He was still trying to sift Tyrer’s information into perspective, along with the astonishing sight of all these grown men, and two revolting-looking women, singing in unison, getting up, sitting down, solemnly droning out prayers, bowing their heads to their very strange God who, after the service, Tyrer had explained was actually three people, the Father, his Son who was crucified like a common criminal, and a kami. “So ka?” Hiraga had said perplexed. “So, Taira-san, woman name Madonna who not God has son God—but she not God—and she pillow with kami who not God but like hatomoto of God with wing who not husband, husband also not God, but father is, so father of her son is grandfather, neh?”
“No, there was no pillowing. You see . . . “
Again he listened, eventually pretending to understand so he could question Taira about the enmity of the two churches.
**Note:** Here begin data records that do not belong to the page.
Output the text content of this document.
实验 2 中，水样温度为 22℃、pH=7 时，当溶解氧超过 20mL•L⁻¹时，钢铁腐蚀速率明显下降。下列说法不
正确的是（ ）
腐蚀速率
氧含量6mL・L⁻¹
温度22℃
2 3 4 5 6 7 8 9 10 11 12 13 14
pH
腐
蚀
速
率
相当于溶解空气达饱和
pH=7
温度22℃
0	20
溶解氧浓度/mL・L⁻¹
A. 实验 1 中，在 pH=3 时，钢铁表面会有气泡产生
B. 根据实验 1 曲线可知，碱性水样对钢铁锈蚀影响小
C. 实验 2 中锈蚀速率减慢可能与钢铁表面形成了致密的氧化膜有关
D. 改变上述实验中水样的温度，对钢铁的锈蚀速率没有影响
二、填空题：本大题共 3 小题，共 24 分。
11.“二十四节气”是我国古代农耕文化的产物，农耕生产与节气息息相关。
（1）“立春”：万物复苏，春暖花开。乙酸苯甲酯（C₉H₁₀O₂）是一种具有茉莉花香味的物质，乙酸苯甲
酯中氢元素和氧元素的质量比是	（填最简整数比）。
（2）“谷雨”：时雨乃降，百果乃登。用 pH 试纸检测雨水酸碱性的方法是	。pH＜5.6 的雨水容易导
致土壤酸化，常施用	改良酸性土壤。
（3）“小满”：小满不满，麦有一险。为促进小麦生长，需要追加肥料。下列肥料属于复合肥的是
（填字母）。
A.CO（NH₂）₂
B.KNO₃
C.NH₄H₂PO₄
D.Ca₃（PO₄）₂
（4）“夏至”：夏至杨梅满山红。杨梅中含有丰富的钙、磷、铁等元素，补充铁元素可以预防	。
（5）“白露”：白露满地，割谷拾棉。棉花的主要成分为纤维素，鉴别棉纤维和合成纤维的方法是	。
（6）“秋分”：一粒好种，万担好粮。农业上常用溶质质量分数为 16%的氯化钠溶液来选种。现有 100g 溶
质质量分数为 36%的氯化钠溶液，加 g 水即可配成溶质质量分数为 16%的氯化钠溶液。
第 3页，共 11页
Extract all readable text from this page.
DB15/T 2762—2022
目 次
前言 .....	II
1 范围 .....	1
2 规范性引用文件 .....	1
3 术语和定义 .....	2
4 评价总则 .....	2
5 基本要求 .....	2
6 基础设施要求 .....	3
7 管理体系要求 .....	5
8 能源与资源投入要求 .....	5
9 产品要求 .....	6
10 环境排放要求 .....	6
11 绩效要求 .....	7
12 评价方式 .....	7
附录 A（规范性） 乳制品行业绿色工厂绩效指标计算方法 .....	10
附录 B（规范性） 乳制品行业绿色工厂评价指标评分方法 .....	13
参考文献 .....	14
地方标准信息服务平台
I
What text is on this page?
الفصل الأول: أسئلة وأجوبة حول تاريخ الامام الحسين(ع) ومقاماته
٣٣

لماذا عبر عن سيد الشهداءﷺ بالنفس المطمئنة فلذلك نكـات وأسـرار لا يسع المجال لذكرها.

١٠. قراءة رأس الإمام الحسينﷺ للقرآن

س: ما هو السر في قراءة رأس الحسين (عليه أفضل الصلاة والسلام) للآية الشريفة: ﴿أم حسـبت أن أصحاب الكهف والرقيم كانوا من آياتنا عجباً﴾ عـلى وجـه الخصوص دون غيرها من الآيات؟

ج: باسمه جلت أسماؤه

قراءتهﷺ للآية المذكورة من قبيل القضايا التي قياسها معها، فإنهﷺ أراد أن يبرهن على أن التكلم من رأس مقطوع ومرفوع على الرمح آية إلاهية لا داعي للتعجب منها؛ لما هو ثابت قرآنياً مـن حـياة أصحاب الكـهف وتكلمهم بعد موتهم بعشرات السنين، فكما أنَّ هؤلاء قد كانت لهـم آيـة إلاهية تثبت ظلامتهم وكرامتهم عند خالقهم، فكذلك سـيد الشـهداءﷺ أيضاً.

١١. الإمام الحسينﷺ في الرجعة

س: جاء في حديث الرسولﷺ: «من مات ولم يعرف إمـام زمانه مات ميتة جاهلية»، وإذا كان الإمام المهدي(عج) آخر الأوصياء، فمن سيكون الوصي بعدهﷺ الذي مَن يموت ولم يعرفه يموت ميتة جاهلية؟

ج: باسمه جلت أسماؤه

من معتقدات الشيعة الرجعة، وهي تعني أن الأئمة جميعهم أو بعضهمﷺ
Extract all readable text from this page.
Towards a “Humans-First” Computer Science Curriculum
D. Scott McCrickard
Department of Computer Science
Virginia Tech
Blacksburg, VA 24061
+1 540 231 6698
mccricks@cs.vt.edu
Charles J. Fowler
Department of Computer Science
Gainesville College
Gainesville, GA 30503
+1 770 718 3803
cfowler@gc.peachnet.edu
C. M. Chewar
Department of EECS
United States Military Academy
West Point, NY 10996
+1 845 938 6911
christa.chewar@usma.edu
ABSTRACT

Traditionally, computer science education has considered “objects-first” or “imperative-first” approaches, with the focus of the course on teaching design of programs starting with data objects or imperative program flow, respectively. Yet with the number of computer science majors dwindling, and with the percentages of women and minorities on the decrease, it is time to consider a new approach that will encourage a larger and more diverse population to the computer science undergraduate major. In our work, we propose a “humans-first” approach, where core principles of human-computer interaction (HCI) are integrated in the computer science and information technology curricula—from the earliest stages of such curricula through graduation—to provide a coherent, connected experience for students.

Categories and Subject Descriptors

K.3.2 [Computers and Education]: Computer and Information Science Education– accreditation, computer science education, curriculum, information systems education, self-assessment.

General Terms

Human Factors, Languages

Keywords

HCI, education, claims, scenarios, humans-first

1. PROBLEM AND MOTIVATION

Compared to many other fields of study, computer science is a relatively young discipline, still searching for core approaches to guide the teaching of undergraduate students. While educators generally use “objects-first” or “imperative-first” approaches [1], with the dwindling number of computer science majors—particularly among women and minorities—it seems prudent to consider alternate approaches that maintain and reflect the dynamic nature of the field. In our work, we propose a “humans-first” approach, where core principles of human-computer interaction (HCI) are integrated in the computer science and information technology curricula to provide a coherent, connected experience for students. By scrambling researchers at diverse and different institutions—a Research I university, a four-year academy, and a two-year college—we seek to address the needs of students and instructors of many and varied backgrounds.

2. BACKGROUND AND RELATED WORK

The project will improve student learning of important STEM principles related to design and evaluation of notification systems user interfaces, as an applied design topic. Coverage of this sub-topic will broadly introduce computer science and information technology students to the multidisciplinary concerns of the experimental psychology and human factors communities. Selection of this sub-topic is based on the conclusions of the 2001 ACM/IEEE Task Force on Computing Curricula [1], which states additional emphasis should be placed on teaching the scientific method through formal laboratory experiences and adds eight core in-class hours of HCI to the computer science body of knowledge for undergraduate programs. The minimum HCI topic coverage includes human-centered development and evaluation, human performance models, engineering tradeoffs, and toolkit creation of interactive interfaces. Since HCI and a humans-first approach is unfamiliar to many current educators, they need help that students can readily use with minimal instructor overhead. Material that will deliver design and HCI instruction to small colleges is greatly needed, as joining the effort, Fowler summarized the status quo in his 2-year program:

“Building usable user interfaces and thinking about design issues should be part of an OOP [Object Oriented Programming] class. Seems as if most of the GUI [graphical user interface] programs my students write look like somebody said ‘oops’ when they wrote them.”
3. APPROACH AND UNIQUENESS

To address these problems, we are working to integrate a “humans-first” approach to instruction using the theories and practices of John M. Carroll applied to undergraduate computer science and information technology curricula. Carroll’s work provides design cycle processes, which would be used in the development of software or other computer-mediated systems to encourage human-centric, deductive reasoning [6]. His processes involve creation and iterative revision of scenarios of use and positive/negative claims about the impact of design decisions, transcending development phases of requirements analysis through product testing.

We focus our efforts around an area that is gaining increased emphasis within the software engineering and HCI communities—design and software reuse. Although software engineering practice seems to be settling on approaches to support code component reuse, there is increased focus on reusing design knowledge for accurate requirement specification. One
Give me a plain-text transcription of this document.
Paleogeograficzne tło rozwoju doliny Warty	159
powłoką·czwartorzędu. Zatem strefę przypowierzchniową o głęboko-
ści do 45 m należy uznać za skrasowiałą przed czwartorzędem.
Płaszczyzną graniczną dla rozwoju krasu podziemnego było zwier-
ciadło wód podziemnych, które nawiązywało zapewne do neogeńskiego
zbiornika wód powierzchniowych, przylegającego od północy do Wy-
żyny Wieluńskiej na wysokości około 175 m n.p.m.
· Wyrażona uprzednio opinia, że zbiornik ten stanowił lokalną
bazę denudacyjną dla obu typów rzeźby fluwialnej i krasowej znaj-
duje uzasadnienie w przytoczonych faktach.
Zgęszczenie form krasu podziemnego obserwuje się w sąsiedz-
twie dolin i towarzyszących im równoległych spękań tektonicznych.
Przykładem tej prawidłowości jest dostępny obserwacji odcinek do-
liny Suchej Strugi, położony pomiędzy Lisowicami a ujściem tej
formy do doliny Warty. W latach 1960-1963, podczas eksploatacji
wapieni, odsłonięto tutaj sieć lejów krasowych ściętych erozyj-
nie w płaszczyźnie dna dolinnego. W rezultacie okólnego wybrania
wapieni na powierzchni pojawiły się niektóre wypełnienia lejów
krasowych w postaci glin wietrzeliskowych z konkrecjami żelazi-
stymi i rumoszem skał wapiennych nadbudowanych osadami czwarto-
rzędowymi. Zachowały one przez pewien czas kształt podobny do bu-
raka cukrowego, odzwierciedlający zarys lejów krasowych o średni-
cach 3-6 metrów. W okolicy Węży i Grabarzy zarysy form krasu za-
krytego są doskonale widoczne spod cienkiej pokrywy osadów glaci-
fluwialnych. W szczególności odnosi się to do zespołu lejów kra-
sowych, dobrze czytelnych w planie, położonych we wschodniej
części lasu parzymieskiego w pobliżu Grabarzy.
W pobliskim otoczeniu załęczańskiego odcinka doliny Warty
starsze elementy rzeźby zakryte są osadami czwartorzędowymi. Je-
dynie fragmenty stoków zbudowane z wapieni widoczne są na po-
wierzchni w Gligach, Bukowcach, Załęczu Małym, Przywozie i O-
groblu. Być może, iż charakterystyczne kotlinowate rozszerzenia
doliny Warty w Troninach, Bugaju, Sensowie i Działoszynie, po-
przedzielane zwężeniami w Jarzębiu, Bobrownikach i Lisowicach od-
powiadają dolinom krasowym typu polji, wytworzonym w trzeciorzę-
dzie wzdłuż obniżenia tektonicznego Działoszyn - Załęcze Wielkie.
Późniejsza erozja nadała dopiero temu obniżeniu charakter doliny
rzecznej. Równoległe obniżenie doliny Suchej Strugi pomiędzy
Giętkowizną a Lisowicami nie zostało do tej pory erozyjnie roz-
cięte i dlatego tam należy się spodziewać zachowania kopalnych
And when, head aching from concentration, he had discovered the reason for the schism—and the resulting scale of hatred and mass killings and universal wars—he knew for certain in some areas gai-jin were totally mad: the split was only because an old bonze called Luther, three hundred-odd years before, had decided on a different interpretation of some minor point of dogma that had been invented by another bonze fourteen or fifteen centuries before him. This man, clearly another lunatic, had decreed, amongst other things, that poverty was to be sought, and no pillowing with women would, after death, send you forever to somewhere called Heaven, where there was no sake, no food and no women, and you were a bird.
Barbarians are beyond belief. Who would want to go to such a place? Anyone could see at once that old bonze was like any other ambitious, disgruntled fool who, after a lifetime of pretending to be chaste, just wanted to have a wife or concubine openly like any ordinary sensible bonze or person.